If there’s one band that Evile can be compared to most with the songs on this album, it is easily Metallica. The influence can be heard right from the opening notes of the introductory track “Five Serpents Teeth”, which slowly builds with the same phased guitar tones of “Blackened”. Once it builds to the speedy verse riff and vocalist/rhythm guitarist Matt Drake’s James Hetfield inspired vocals, you will quickly feel that this is the modern thrash album that Metallica always promised but never truly delivered. Throughout the album the band recalls classic “Master of Puppets” along with “…And Justice for All” era tracks, with fasts tempo’s and speedy guitar work driving the tracks through. The memorable riffs are perfectly paired with Drake’s great voice, which carries a mix of melody and grit that, again, brings comparisons to James Hetfield at his finest. The lead guitar work of Ol Drake is another potent weapon in the bands aresnal, shredding with technical presicion and an excellent, cutting tone.
Whether it’s the breakneck pace of a track like “Origin of Oblivion” or the mid tempo, head-banging groove of the excellent track “Cult”, the band demonstrates an ability to write memorable songs that will have you hitting the repeat button, and that is always a good sign that an album is going to stand the test of time. Some songs do come close to bordering on imitation, such as “Xaraya”, which sounds very close to “Don’t Tread on Me” from Metallica’s self titled black album. But when the band is at their best, such as the slow, melodically despondent “In Memoriam”, Evile prove that they can stand toe to toe with their thrash metal heroes.
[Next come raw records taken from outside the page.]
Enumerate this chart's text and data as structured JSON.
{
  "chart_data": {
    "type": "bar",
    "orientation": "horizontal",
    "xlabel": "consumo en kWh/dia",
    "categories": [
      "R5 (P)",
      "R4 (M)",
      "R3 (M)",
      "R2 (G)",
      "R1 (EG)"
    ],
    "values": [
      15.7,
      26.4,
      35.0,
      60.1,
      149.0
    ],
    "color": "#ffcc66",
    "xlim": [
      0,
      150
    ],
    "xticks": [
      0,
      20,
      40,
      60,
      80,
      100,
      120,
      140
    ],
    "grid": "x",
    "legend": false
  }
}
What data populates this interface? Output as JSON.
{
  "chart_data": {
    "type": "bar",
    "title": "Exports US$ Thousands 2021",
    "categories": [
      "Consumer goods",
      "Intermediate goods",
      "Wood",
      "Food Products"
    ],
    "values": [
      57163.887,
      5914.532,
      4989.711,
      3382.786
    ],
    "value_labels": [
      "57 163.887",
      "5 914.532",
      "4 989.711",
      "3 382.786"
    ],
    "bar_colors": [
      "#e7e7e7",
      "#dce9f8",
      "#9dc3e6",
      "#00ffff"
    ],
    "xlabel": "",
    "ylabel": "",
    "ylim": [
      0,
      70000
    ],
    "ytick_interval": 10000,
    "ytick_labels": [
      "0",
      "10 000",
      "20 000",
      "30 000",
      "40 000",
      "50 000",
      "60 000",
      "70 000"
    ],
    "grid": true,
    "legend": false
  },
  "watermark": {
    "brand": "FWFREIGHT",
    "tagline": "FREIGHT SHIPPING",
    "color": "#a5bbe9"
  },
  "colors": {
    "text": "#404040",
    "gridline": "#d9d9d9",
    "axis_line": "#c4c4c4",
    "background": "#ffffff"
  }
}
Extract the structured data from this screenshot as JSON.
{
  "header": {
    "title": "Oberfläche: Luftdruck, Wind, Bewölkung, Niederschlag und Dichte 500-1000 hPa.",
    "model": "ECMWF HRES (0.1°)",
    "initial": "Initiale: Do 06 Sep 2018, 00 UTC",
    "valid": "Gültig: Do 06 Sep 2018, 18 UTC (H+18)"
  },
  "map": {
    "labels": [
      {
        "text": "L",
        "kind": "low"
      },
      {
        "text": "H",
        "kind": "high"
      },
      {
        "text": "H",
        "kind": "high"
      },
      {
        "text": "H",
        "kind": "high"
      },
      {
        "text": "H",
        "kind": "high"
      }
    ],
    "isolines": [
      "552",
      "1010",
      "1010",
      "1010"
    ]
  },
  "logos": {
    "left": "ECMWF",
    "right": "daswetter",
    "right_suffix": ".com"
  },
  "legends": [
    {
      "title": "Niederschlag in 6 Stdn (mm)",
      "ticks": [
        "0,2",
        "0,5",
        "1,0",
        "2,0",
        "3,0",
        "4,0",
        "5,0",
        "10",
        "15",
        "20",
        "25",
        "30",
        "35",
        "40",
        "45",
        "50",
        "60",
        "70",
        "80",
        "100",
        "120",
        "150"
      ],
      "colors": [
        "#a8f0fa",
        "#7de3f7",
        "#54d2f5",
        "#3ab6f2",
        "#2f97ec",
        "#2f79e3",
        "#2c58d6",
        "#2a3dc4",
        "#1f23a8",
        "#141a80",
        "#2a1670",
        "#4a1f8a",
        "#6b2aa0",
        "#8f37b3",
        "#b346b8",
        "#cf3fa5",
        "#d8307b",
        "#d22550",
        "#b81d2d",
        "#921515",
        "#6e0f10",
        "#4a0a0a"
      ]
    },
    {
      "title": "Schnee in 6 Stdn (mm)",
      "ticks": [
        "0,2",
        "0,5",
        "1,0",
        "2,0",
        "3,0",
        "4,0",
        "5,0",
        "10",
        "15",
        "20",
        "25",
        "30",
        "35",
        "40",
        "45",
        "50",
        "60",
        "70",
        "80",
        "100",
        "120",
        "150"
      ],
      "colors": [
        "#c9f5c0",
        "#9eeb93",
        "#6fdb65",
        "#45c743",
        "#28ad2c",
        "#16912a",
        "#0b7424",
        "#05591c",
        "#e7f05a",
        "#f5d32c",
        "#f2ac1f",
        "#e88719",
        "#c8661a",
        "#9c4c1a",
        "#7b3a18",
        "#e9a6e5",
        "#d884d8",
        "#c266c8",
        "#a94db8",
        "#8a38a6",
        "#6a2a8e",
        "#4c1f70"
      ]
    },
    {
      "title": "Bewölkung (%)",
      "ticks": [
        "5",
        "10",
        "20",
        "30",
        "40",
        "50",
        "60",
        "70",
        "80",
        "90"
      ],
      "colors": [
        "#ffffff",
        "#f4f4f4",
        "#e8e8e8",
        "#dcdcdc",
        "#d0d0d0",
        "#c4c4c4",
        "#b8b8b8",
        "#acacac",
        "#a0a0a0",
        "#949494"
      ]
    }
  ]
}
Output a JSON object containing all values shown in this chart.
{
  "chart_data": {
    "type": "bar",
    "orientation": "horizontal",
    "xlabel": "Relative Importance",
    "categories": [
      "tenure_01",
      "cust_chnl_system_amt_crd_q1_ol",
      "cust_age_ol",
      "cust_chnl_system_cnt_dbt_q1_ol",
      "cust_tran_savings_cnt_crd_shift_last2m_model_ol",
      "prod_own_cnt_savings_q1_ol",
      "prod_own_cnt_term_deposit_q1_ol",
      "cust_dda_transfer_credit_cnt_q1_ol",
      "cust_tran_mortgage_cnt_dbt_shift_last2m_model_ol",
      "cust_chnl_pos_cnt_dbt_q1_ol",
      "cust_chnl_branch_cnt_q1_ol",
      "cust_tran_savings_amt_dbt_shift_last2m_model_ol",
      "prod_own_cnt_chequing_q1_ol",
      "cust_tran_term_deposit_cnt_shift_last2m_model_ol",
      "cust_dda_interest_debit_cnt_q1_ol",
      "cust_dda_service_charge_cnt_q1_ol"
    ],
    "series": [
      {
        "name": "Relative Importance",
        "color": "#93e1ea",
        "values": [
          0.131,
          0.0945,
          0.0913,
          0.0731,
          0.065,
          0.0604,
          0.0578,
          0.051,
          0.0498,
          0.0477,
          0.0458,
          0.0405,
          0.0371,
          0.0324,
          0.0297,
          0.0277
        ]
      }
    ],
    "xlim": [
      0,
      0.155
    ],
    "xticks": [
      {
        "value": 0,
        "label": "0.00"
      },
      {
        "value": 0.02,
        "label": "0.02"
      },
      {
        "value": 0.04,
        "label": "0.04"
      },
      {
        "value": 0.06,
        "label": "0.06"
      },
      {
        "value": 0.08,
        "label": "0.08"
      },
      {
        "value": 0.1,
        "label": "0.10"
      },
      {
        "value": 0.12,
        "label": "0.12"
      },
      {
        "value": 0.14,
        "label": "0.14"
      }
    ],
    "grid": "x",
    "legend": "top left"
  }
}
Five Serpent’s Teeth could be a breakthrough album for Evile and would be deserving of whatever hype this band can generate. If they are able to land the right tours with some of their influences, they could also be the first band that’s not from the 80’s to break out into the metal mainstream with a pure thrash style. While there’s nothing revolutionary about the band’s sound, those looking for a good thrash metal outing from someone other then one of the “Big Four” should listen to this.